Lembrado pela estiagem severa que marca seus anos de atuação no Rio Grande do Sul, o La Niña deve retornar já no segundo semestre deste ano, depois do enfraquecimento do El Niño e de um curto período de neutralidade. Ainda que não seja possível antecipar os impactos ambientais e econômicos do fenômeno, a previsão preocupa economistas e representantes da agricultura no RS. A Secretaria Estadual do Meio Ambiente e Infraestrutura (Sema) afirma que os órgãos da administração pública têm planos específicos relacionados ao evento.

A projeção de ocorrência do La Niña em 2024, com probabilidade acima de 50%, foi divulgada no início deste mês, no relatório mensal do Instituto Nacional de Meteorologia (Inmet), feito em parceria com a Agência Nacional de Águas e Saneamento Básico (ANA) e o Centro Nacional de Gerenciamento de Riscos e Desastre (Cenad). O documento também prevê o enfraquecimento do atual El Niño nos próximos meses e, na sequência, um período de neutralidade entre abril e junho.

— O que já estamos observando no oceano é que o El Niño começou a enfraquecer. E os modelos meteorológicos, que são nossas principais ferramentas para previsão, nos apontam que esse enfraquecimento tem grande chance de progredir para o La Niña. Pode ocorrer de o El Niño ter um repique, que é quando enfraquece e volta a se intensificar, mas as ferramentas mostram que não teremos esse repique — comenta Daniel Caetano, meteorologista da Universidade Federal de Santa Maria (UFSM).

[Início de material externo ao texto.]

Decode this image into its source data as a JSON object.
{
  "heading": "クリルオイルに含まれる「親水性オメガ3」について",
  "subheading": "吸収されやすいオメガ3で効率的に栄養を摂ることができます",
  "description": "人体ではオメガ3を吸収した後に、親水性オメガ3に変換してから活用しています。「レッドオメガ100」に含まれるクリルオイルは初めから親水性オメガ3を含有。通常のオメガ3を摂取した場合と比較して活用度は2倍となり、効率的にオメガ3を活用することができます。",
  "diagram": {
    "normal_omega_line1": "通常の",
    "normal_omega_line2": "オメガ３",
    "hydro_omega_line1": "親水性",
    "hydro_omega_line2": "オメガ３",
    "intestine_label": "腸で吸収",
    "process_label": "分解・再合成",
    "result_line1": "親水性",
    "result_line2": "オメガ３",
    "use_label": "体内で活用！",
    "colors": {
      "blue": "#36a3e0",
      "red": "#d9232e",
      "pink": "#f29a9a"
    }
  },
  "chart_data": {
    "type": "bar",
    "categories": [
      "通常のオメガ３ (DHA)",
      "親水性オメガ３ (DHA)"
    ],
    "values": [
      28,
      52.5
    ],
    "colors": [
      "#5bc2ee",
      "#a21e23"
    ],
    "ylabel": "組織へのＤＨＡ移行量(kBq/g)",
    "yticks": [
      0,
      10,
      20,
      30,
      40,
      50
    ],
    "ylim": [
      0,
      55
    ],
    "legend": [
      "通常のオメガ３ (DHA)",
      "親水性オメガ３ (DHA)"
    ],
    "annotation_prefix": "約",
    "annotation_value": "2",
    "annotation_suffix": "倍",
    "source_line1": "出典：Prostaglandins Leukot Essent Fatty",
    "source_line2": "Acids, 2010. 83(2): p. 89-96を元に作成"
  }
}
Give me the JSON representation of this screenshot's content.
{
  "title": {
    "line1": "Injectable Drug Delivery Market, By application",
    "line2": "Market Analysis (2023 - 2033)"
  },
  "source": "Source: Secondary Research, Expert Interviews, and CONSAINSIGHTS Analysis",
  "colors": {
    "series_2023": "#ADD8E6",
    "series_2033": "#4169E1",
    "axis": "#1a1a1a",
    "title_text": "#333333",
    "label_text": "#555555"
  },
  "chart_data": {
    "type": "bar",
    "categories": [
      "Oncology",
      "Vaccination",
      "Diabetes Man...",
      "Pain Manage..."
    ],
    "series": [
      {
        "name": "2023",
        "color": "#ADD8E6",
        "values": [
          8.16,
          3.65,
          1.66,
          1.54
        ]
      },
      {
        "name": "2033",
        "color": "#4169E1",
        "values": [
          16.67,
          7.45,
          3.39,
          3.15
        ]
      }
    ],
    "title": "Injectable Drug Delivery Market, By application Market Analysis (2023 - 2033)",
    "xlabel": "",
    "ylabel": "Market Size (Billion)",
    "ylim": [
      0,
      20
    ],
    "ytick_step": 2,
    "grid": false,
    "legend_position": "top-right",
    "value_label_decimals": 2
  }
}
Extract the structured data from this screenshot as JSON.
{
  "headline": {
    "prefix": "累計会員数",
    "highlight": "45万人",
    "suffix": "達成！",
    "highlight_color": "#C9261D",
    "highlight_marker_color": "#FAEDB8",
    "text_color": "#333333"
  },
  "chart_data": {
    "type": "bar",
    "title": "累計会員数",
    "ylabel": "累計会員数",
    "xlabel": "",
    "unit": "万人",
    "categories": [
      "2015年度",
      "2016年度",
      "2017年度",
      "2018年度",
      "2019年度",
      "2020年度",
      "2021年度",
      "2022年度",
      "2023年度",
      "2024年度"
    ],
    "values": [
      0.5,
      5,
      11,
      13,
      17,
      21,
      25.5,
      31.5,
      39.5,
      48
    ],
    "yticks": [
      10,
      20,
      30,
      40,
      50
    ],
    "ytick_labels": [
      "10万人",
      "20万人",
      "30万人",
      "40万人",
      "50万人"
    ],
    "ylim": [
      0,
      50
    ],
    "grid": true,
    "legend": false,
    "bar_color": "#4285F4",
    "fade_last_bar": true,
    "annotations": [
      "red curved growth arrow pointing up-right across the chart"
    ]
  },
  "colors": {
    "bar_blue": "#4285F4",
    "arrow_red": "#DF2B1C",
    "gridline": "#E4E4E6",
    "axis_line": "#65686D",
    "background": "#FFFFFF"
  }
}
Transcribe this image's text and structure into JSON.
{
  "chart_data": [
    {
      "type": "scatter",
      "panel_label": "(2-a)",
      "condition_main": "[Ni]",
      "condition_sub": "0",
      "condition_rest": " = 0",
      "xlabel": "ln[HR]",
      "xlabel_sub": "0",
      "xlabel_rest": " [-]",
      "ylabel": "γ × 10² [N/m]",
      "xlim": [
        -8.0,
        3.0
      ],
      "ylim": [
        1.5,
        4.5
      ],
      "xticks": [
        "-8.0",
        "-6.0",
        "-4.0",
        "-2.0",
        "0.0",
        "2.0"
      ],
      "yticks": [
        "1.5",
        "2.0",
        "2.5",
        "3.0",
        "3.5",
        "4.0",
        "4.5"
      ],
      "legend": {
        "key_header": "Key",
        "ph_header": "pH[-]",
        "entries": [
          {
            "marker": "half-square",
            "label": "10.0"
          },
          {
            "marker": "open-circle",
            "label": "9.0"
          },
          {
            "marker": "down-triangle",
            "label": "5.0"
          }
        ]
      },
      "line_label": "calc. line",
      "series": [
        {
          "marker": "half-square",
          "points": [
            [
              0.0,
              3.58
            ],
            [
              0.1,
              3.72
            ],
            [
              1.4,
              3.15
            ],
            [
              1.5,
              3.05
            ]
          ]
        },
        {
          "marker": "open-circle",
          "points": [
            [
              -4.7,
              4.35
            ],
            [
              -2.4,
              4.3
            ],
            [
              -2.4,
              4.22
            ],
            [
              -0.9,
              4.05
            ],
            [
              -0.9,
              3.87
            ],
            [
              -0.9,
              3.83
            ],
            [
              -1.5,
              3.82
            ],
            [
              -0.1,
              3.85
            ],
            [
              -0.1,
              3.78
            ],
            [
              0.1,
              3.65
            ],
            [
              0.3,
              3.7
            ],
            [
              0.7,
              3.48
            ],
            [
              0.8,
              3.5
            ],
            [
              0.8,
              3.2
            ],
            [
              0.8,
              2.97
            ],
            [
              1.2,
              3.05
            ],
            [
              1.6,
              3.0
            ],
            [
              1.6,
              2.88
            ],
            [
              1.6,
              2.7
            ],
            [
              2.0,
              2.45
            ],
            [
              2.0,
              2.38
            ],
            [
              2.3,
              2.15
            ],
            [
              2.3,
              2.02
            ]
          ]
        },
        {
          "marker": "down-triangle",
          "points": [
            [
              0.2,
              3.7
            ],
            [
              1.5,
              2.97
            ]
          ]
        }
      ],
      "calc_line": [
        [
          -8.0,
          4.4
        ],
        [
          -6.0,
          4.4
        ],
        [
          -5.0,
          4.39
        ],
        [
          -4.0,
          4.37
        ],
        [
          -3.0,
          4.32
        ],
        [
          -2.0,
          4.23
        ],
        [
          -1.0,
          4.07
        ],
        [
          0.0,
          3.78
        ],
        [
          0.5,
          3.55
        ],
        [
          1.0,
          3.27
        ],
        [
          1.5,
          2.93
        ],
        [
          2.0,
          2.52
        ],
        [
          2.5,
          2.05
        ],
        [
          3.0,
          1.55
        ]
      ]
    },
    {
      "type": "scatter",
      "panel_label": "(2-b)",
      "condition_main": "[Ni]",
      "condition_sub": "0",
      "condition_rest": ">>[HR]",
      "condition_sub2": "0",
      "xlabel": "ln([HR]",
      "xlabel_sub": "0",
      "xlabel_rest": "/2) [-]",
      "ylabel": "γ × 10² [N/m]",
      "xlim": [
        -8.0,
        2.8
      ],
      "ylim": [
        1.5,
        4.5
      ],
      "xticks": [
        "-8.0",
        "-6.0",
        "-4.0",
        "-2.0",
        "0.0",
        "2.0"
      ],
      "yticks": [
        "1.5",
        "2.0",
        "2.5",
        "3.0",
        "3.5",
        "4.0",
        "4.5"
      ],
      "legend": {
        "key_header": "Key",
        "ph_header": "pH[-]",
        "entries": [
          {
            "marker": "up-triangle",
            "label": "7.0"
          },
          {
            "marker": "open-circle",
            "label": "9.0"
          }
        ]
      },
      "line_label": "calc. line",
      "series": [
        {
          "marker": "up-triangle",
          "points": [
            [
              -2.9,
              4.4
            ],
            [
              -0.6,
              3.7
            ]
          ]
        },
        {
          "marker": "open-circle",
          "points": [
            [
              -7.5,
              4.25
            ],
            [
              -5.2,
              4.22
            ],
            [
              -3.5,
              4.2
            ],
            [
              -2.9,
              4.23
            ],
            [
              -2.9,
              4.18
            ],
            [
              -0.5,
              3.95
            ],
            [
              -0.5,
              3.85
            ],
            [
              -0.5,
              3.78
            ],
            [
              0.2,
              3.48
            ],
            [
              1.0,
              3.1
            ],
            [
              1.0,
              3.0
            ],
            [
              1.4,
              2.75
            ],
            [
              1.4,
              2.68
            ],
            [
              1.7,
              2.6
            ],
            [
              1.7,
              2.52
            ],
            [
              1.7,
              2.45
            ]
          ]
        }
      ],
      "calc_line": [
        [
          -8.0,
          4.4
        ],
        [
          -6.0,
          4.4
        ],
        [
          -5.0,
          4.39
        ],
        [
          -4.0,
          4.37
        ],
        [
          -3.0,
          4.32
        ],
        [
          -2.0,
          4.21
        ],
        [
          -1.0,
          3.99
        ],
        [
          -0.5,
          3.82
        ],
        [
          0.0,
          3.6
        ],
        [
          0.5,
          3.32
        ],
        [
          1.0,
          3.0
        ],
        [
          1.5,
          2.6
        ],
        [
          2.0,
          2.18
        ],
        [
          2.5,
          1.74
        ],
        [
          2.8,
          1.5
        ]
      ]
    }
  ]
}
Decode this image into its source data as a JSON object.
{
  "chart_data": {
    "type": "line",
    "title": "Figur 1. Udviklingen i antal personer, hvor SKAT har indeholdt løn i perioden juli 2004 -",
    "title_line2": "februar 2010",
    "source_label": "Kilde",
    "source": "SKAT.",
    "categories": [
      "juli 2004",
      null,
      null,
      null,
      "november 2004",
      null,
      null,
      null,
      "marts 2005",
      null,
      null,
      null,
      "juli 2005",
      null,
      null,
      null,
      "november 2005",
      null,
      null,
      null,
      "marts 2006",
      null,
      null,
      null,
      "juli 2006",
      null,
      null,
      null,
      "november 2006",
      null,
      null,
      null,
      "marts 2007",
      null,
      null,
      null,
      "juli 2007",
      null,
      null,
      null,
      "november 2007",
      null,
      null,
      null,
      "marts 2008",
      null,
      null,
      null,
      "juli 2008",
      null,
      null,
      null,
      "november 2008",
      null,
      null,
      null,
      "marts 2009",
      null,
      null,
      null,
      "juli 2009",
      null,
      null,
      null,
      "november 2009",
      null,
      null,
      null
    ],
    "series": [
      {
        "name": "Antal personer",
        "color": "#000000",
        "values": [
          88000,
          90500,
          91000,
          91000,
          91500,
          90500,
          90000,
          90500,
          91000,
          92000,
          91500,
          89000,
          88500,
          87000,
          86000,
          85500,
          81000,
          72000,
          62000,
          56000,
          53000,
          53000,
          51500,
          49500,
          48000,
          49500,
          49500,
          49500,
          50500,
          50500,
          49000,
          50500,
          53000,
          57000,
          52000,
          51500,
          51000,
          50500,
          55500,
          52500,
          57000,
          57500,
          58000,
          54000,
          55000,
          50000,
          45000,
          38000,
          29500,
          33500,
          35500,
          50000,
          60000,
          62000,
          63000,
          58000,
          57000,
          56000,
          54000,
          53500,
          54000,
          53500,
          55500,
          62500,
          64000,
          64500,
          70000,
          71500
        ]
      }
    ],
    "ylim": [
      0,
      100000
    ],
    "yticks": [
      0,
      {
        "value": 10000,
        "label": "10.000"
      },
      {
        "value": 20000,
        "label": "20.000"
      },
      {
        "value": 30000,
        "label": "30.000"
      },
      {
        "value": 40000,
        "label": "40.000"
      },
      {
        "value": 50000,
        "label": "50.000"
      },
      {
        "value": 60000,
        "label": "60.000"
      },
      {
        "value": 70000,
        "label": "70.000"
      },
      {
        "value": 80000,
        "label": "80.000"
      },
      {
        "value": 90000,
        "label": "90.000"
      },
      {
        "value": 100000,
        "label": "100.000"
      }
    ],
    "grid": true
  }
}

O La Niña anterior começou no segundo semestre de 2020 e se estendeu até o início de 2023. Conforme o especialista, essa duração é considerada atípica e causou estiagem prolongada, em função da falta de chuva. Ainda no ano passado, após poucos meses de neutralidade, as águas do Oceano Pacífico Equatorial começaram a aquecer, indicando a chegada do El Niño — no território gaúcho. O fenômeno é responsável principalmente pelo aumento da chuva, o que causou enchentes, inundações e mortes nos últimos meses.

Caetano explica que existe uma grande escala de oscilação entre os fenômenos, chamada oscilação decadal do Pacífico, que está na fase negativa, favorecendo uma maior ocorrência de La Niña. 

Por isso, nos últimos 10 anos, houve mais eventos desse tipo e os El Niño foram mais rápidos. O padrão de duração de ambos deveria ser de sete meses a um ano, mas os La Niña têm se prolongado mais. Ainda não é possível prever por quanto tempo o próximo evento atuará.

— Tem períodos de neutralidade, que vai ser o que vai ocorrer quando o El Niño estiver perdendo intensidade. A neutralidade também costuma ter uma escala de seis meses, mas os modelos vêm apontando que rapidamente passaremos para o La Niña, como ocorreu em 2023, quando passamos do La Niña para o El Niño — afirma o meteorologista, acrescentando que a maior ocorrência dos fenômenos e os menores períodos de neutralidade podem estar relacionados às mudanças climáticas.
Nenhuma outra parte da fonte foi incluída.